Have there been conversations about where these characters could go for a third season? Have you talked about the future of this show?
JONES: I am not privy to that information. I wish I was, but it’s above my pay grade. I sincerely hope that we get a Season 3, and my fingers are crossed on that. I can’t speak to what’s going to happen, but I do think that, as far as the narrative is concerned, I feel like there are places for us to go.
Do you have a personal wishlist of things that you’d still like to learn about Skye?
JONES: I’ve basically had to create a backstory for her, just so that it helps me keep her a little bit more grounded, so I would love to know where she comes from, who her family is, and what makes her so powerful in her voice and not being afraid to use her voice. It took a long time for me to feel comfortable speaking out and using my voice, and I envy Skye for her ability to speak unapologetically about very real things, so I would love to know how she became who she is. That’s the big one for me.
Have you thought about the kinds of roles that you like to play and the types of projects that you’d like to pursue, in the future?
JONES: Oh, my goodness, I really want to do a horror film and be chased by a crazy person. I would love to be a superhero, but I’ve gotta hit the gym for that. I’d love to tap into animation. I would also like to be a creator. I would love to tell varying stories and stories that don’t center on white people, to be completely frank. There are so many different people in this world, and so many stories that haven’t been told and should be told, and I would like to be a part of that narrative, for sure.
Have you also been thinking about what it would take for you to feel safe returning to a set and getting back to work, especially with our new reality, post-COVID and with everything else going on in the world?

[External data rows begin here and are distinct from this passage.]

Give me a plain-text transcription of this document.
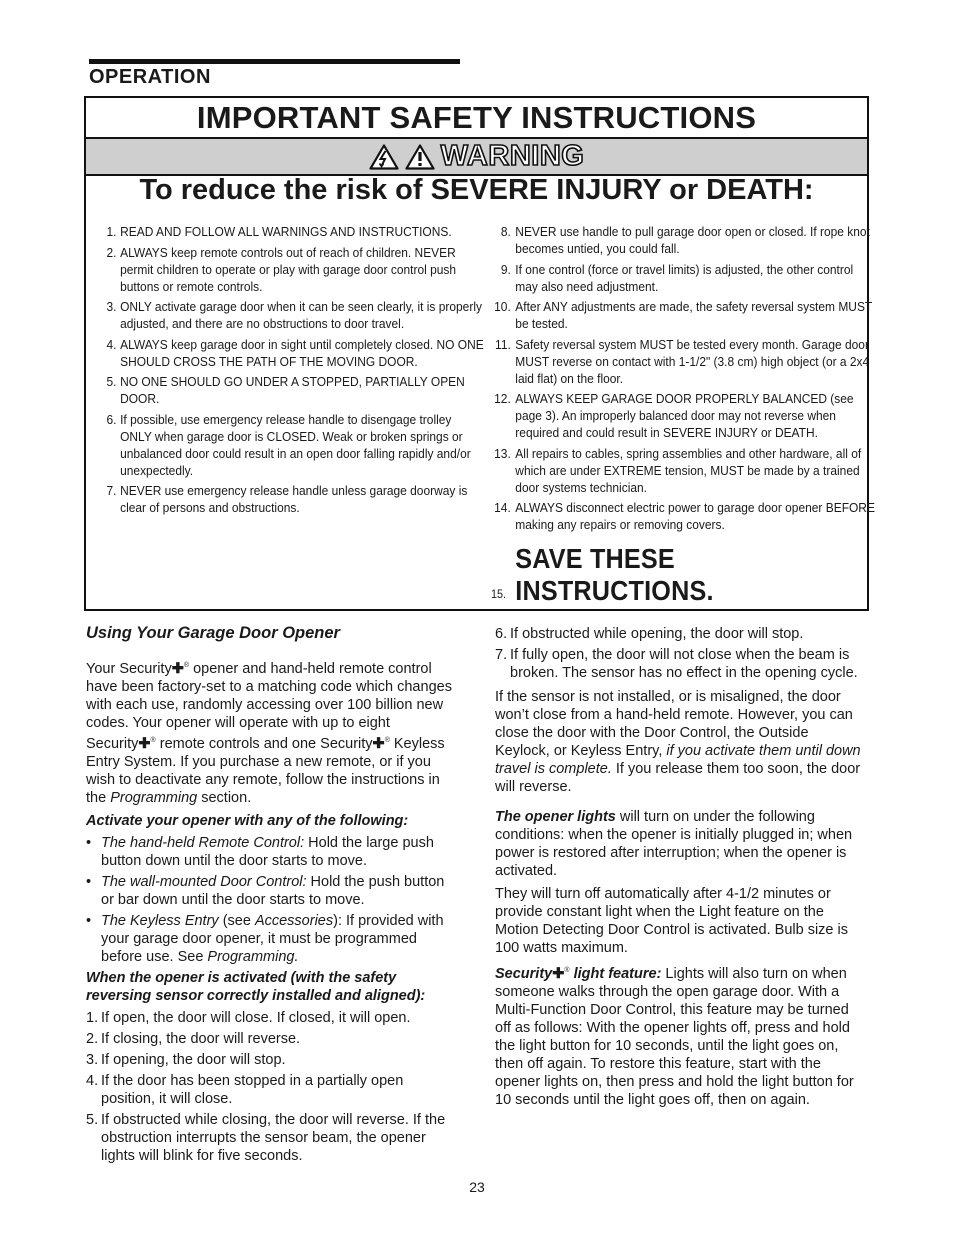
OPERATION
IMPORTANT SAFETY INSTRUCTIONS
WARNING
To reduce the risk of SEVERE INJURY or DEATH:
1. READ AND FOLLOW ALL WARNINGS AND INSTRUCTIONS.
2. ALWAYS keep remote controls out of reach of children. NEVER permit children to operate or play with garage door control push buttons or remote controls.
3. ONLY activate garage door when it can be seen clearly, it is properly adjusted, and there are no obstructions to door travel.
4. ALWAYS keep garage door in sight until completely closed. NO ONE SHOULD CROSS THE PATH OF THE MOVING DOOR.
5. NO ONE SHOULD GO UNDER A STOPPED, PARTIALLY OPEN DOOR.
6. If possible, use emergency release handle to disengage trolley ONLY when garage door is CLOSED. Weak or broken springs or unbalanced door could result in an open door falling rapidly and/or unexpectedly.
7. NEVER use emergency release handle unless garage doorway is clear of persons and obstructions.
8. NEVER use handle to pull garage door open or closed. If rope knot becomes untied, you could fall.
9. If one control (force or travel limits) is adjusted, the other control may also need adjustment.
10. After ANY adjustments are made, the safety reversal system MUST be tested.
11. Safety reversal system MUST be tested every month. Garage door MUST reverse on contact with 1-1/2" (3.8 cm) high object (or a 2x4 laid flat) on the floor.
12. ALWAYS KEEP GARAGE DOOR PROPERLY BALANCED (see page 3). An improperly balanced door may not reverse when required and could result in SEVERE INJURY or DEATH.
13. All repairs to cables, spring assemblies and other hardware, all of which are under EXTREME tension, MUST be made by a trained door systems technician.
14. ALWAYS disconnect electric power to garage door opener BEFORE making any repairs or removing covers.
15.
SAVE THESE INSTRUCTIONS.
Using Your Garage Door Opener

Your Security✚® opener and hand-held remote control have been factory-set to a matching code which changes with each use, randomly accessing over 100 billion new codes. Your opener will operate with up to eight Security✚® remote controls and one Security✚® Keyless Entry System. If you purchase a new remote, or if you wish to deactivate any remote, follow the instructions in the Programming section.

Activate your opener with any of the following:
• The hand-held Remote Control: Hold the large push button down until the door starts to move.
• The wall-mounted Door Control: Hold the push button or bar down until the door starts to move.
• The Keyless Entry (see Accessories): If provided with your garage door opener, it must be programmed before use. See Programming.
When the opener is activated (with the safety reversing sensor correctly installed and aligned):
1. If open, the door will close. If closed, it will open.
2. If closing, the door will reverse.
3. If opening, the door will stop.
4. If the door has been stopped in a partially open position, it will close.
5. If obstructed while closing, the door will reverse. If the obstruction interrupts the sensor beam, the opener lights will blink for five seconds.
6. If obstructed while opening, the door will stop.
7. If fully open, the door will not close when the beam is broken. The sensor has no effect in the opening cycle.

If the sensor is not installed, or is misaligned, the door won’t close from a hand-held remote. However, you can close the door with the Door Control, the Outside Keylock, or Keyless Entry, if you activate them until down travel is complete. If you release them too soon, the door will reverse.

The opener lights will turn on under the following conditions: when the opener is initially plugged in; when power is restored after interruption; when the opener is activated.

They will turn off automatically after 4-1/2 minutes or provide constant light when the Light feature on the Motion Detecting Door Control is activated. Bulb size is 100 watts maximum.

Security✚® light feature: Lights will also turn on when someone walks through the open garage door. With a Multi-Function Door Control, this feature may be turned off as follows: With the opener lights off, press and hold the light button for 10 seconds, until the light goes on, then off again. To restore this feature, start with the opener lights on, then press and hold the light button for 10 seconds until the light goes off, then on again.

23
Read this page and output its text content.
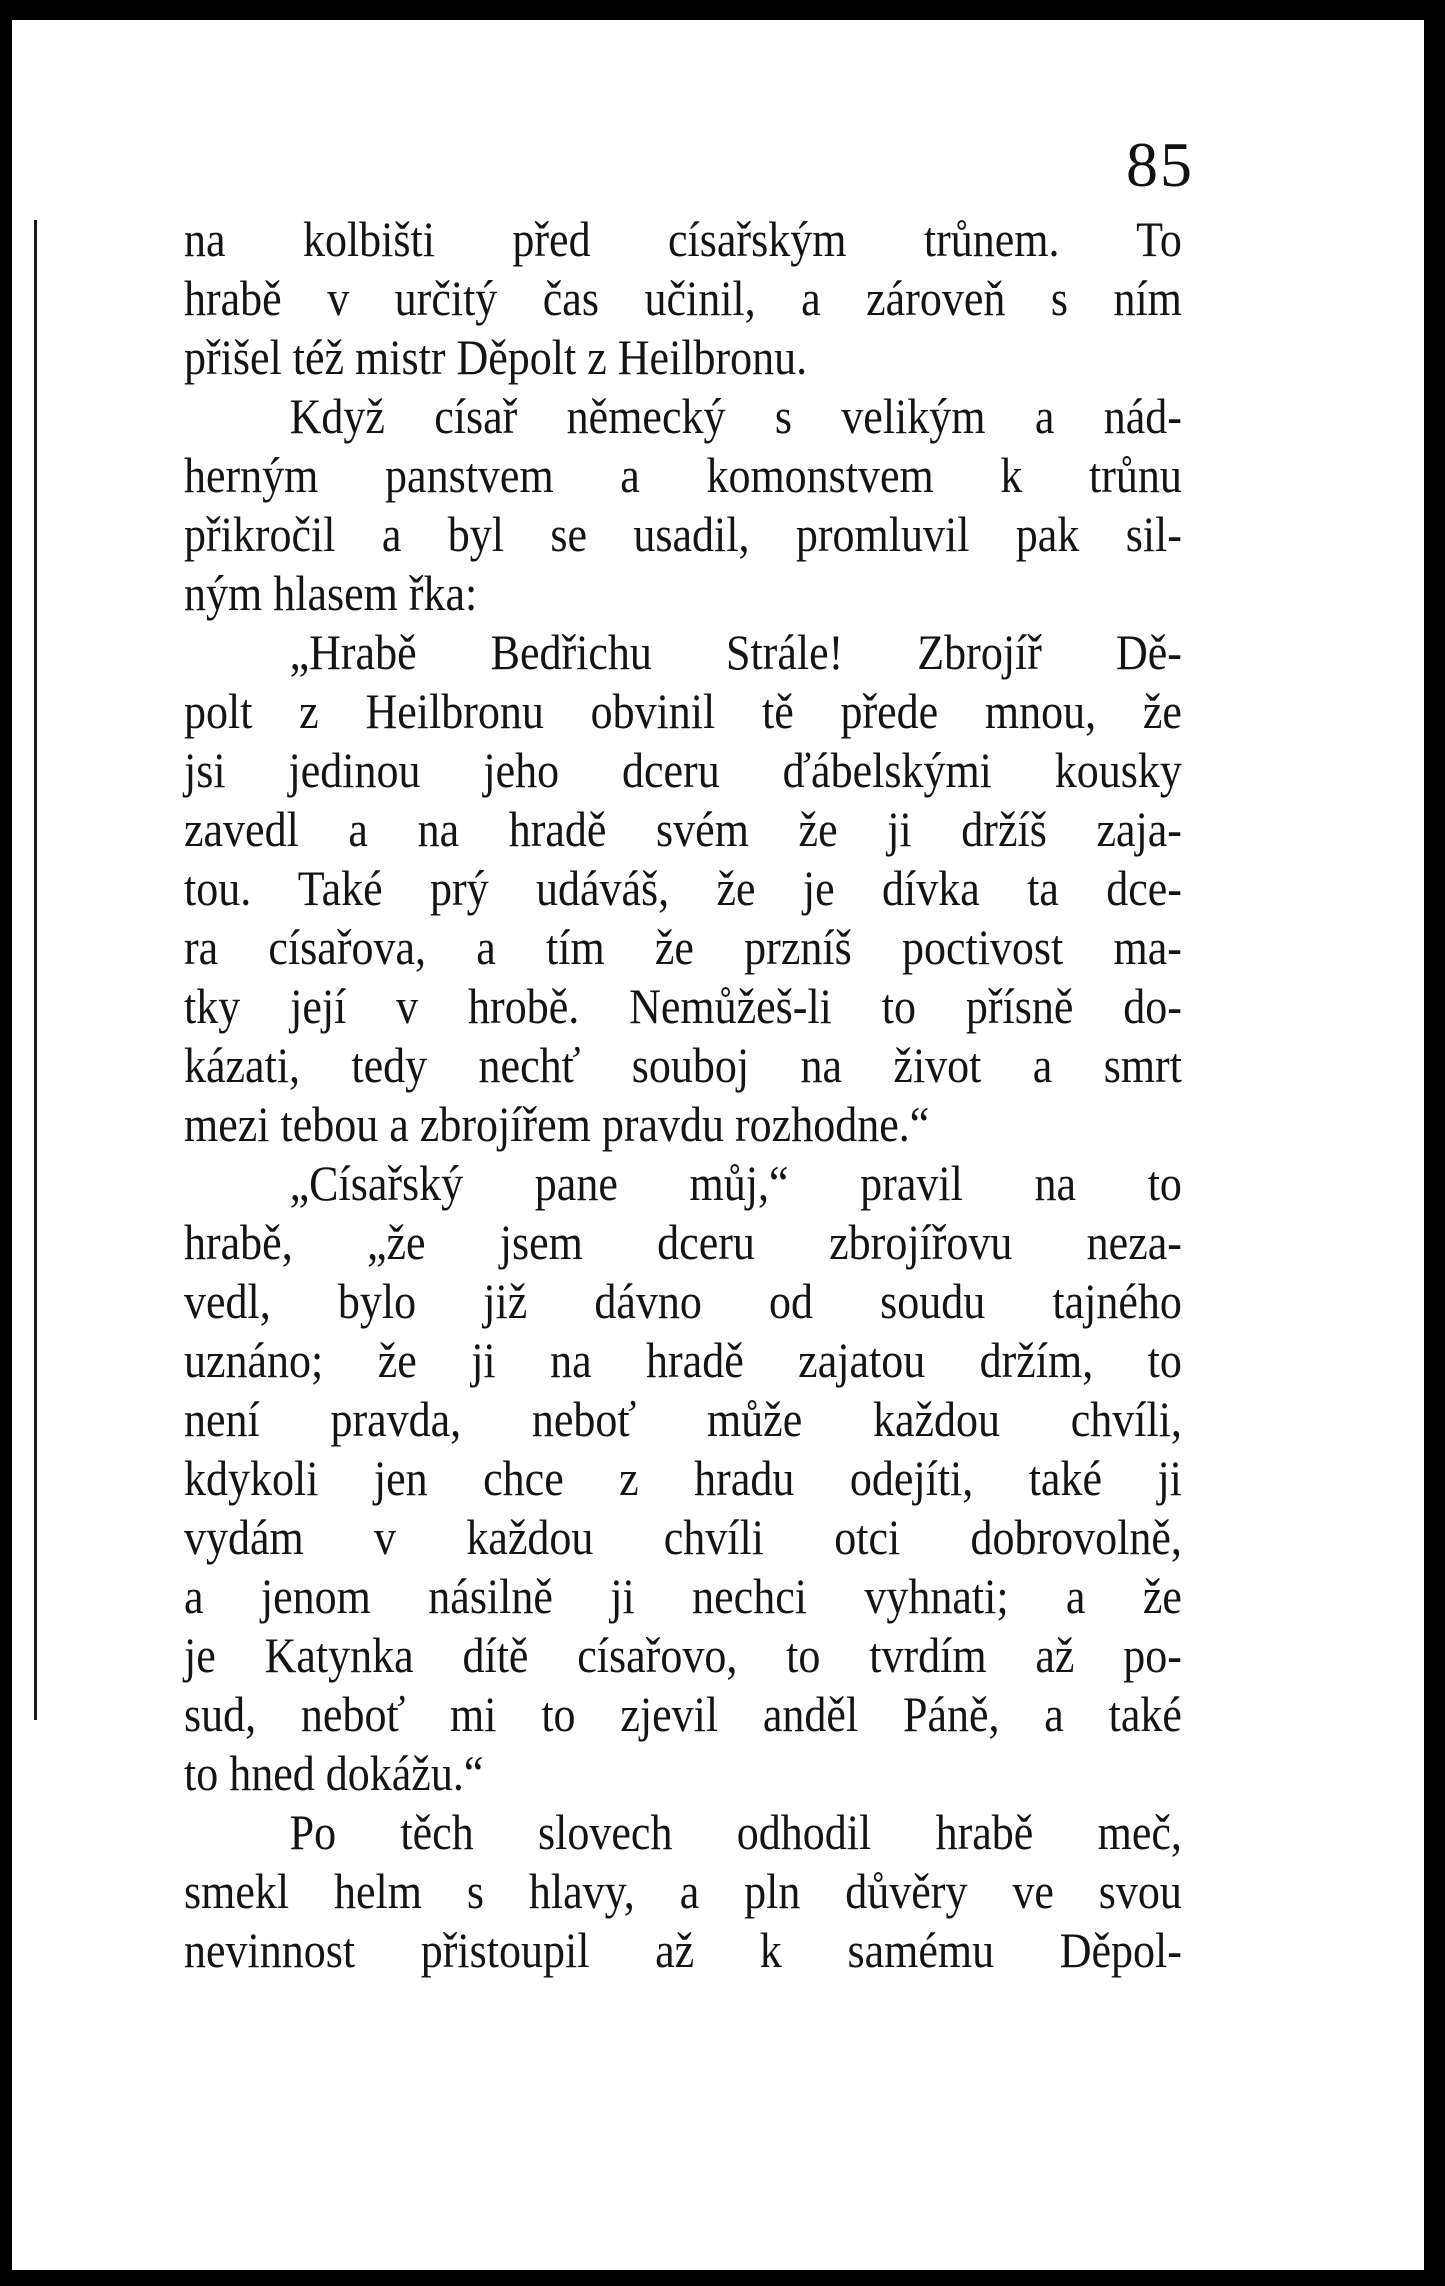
85
na kolbišti před císařským trůnem. To
hrabě v určitý čas učinil, a zároveň s ním
přišel též mistr Děpolt z Heilbronu.
Když císař německý s velikým a nád-
herným panstvem a komonstvem k trůnu
přikročil a byl se usadil, promluvil pak sil-
ným hlasem řka:
„Hrabě Bedřichu Strále! Zbrojíř Dě-
polt z Heilbronu obvinil tě přede mnou, že
jsi jedinou jeho dceru ďábelskými kousky
zavedl a na hradě svém že ji držíš zaja-
tou. Také prý udáváš, že je dívka ta dce-
ra císařova, a tím že przníš poctivost ma-
tky její v hrobě. Nemůžeš-li to přísně do-
kázati, tedy nechť souboj na život a smrt
mezi tebou a zbrojířem pravdu rozhodne.“
„Císařský pane můj,“ pravil na to
hrabě, „že jsem dceru zbrojířovu neza-
vedl, bylo již dávno od soudu tajného
uznáno; že ji na hradě zajatou držím, to
není pravda, neboť může každou chvíli,
kdykoli jen chce z hradu odejíti, také ji
vydám v každou chvíli otci dobrovolně,
a jenom násilně ji nechci vyhnati; a že
je Katynka dítě císařovo, to tvrdím až po-
sud, neboť mi to zjevil anděl Páně, a také
to hned dokážu.“
Po těch slovech odhodil hrabě meč,
smekl helm s hlavy, a pln důvěry ve svou
nevinnost přistoupil až k samému Děpol-
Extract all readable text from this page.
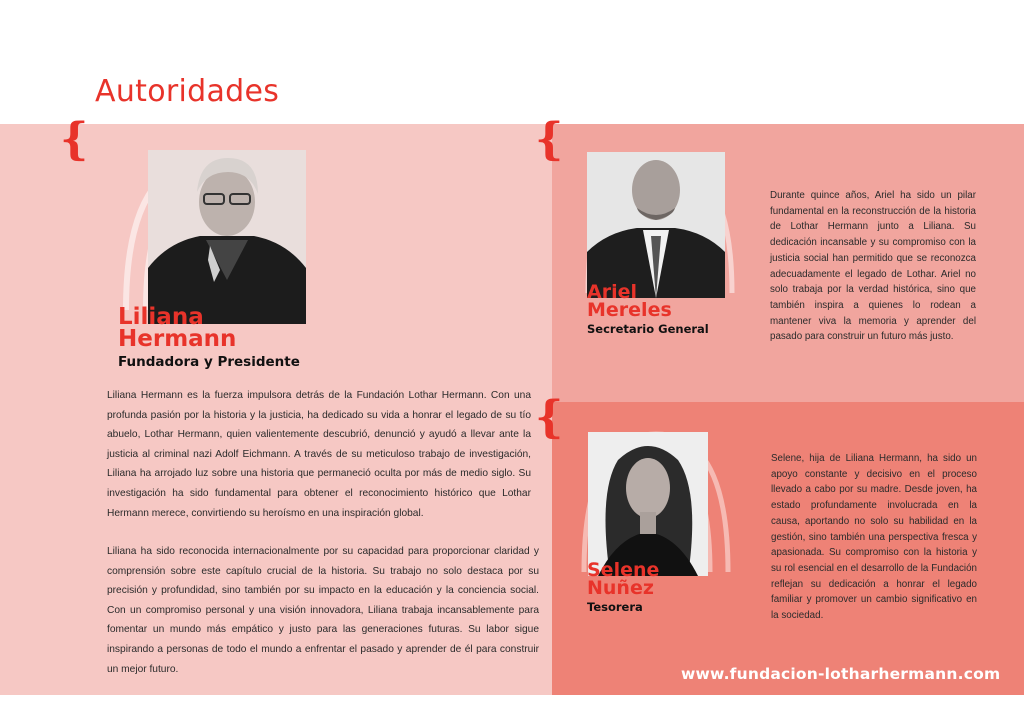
Autoridades
{	{
{
Liliana
Hermann
Fundadora y Presidente
Ariel
Mereles
Secretario General
Selene
Nuñez
Tesorera
Liliana Hermann es la fuerza impulsora detrás de la Fundación Lothar Hermann. Con una profunda pasión por la historia y la justicia, ha dedicado su vida a honrar el legado de su tío abuelo, Lothar Hermann, quien valientemente descubrió, denunció y ayudó a llevar ante la justicia al criminal nazi Adolf Eichmann. A través de su meticuloso trabajo de investigación, Liliana ha arrojado luz sobre una historia que permaneció oculta por más de medio siglo. Su investigación ha sido fundamental para obtener el reconocimiento histórico que Lothar Hermann merece, convirtiendo su heroísmo en una inspiración global.
Liliana ha sido reconocida internacionalmente por su capacidad para proporcionar claridad y comprensión sobre este capítulo crucial de la historia. Su trabajo no solo destaca por su precisión y profundidad, sino también por su impacto en la educación y la conciencia social. Con un compromiso personal y una visión innovadora, Liliana trabaja incansablemente para fomentar un mundo más empático y justo para las generaciones futuras. Su labor sigue inspirando a personas de todo el mundo a enfrentar el pasado y aprender de él para construir un mejor futuro.
Durante quince años, Ariel ha sido un pilar fundamental en la reconstrucción de la historia de Lothar Hermann junto a Liliana. Su dedicación incansable y su compromiso con la justicia social han permitido que se reconozca adecuadamente el legado de Lothar. Ariel no solo trabaja por la verdad histórica, sino que también inspira a quienes lo rodean a mantener viva la memoria y aprender del pasado para construir un futuro más justo.
Selene, hija de Liliana Hermann, ha sido un apoyo constante y decisivo en el proceso llevado a cabo por su madre. Desde joven, ha estado profundamente involucrada en la causa, aportando no solo su habilidad en la gestión, sino también una perspectiva fresca y apasionada. Su compromiso con la historia y su rol esencial en el desarrollo de la Fundación reflejan su dedicación a honrar el legado familiar y promover un cambio significativo en la sociedad.
www.fundacion-lotharhermann.com
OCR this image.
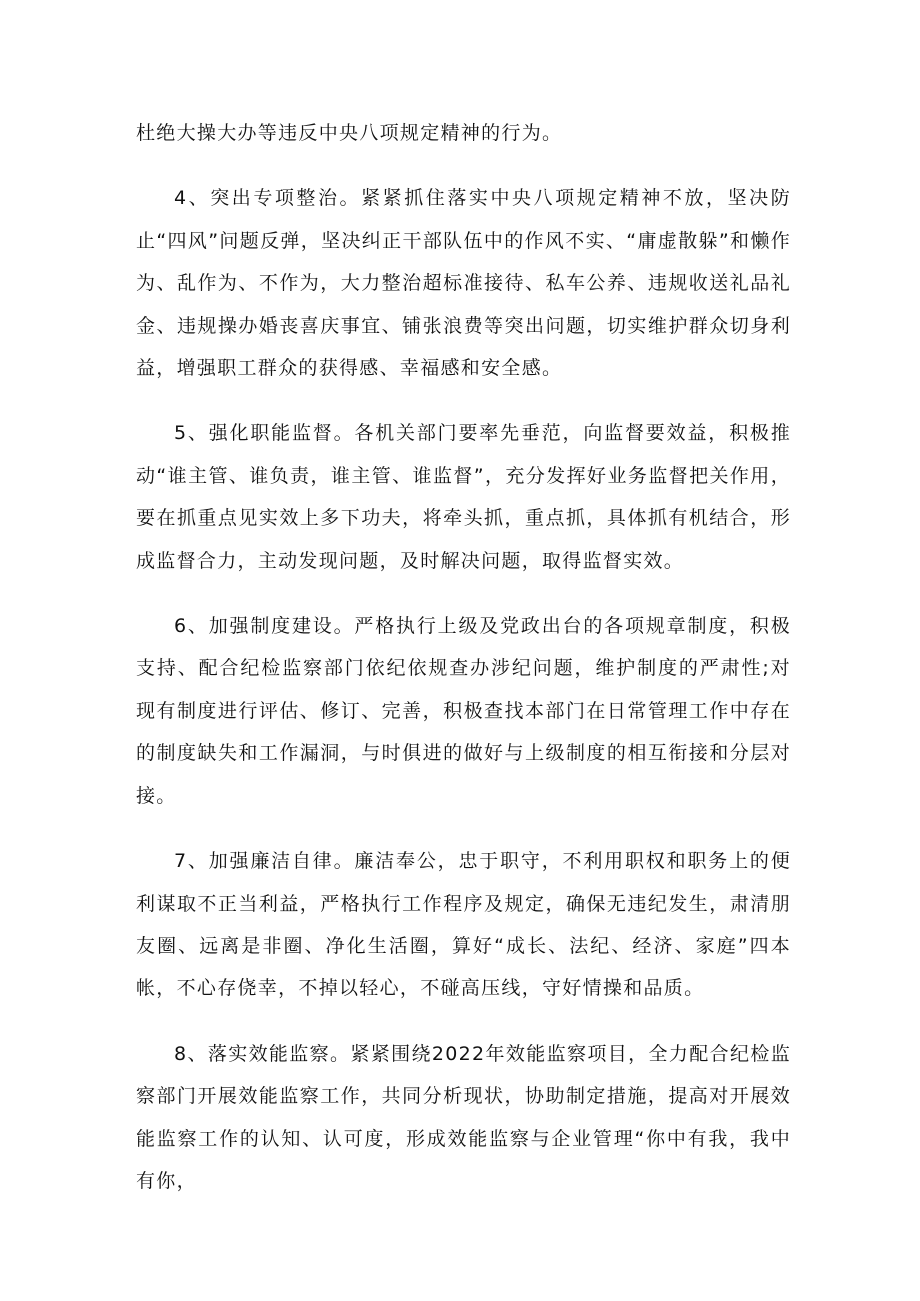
杜绝大操大办等违反中央八项规定精神的行为。

4、突出专项整治。紧紧抓住落实中央八项规定精神不放，坚决防止“四风”问题反弹，坚决纠正干部队伍中的作风不实、“庸虚散躲”和懒作为、乱作为、不作为，大力整治超标准接待、私车公养、违规收送礼品礼金、违规操办婚丧喜庆事宜、铺张浪费等突出问题，切实维护群众切身利益，增强职工群众的获得感、幸福感和安全感。

5、强化职能监督。各机关部门要率先垂范，向监督要效益，积极推动“谁主管、谁负责，谁主管、谁监督”，充分发挥好业务监督把关作用，要在抓重点见实效上多下功夫，将牵头抓，重点抓，具体抓有机结合，形成监督合力，主动发现问题，及时解决问题，取得监督实效。

6、加强制度建设。严格执行上级及党政出台的各项规章制度，积极支持、配合纪检监察部门依纪依规查办涉纪问题，维护制度的严肃性;对现有制度进行评估、修订、完善，积极查找本部门在日常管理工作中存在的制度缺失和工作漏洞，与时俱进的做好与上级制度的相互衔接和分层对接。

7、加强廉洁自律。廉洁奉公，忠于职守，不利用职权和职务上的便利谋取不正当利益，严格执行工作程序及规定，确保无违纪发生，肃清朋友圈、远离是非圈、净化生活圈，算好“成长、法纪、经济、家庭”四本帐，不心存侥幸，不掉以轻心，不碰高压线，守好情操和品质。

8、落实效能监察。紧紧围绕2022年效能监察项目，全力配合纪检监察部门开展效能监察工作，共同分析现状，协助制定措施，提高对开展效能监察工作的认知、认可度，形成效能监察与企业管理“你中有我，我中有你，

JONES: As far as all of the issues are concerned, coming back to work and just ensuring that the safety of everybody involved with productions is a top priority. That’s number one. And two, as far as going back into a workplace that is post-uprising or during uprising, I just want to make sure that people are listening and continue to listen, and are still having tough conversations. I want to make sure that when I go on set, on any set, that I feel wholly comfortable speaking my mind and speaking my truth, whether that be something that I’m happy about or something that has made me upset. I don’t want to ever feel that I can’t speak up, for fear of retribution, on any set. I hope that this movement really changes various industries, and not just Hollywood, but everywhere. It’s going to be an interesting reopening, so to speak, as far as COVID and as far as dealing with issues of racial injustice. I think that people are finally waking up, and it’s long overdue.
The Politician Season 2 is available to stream at Netflix.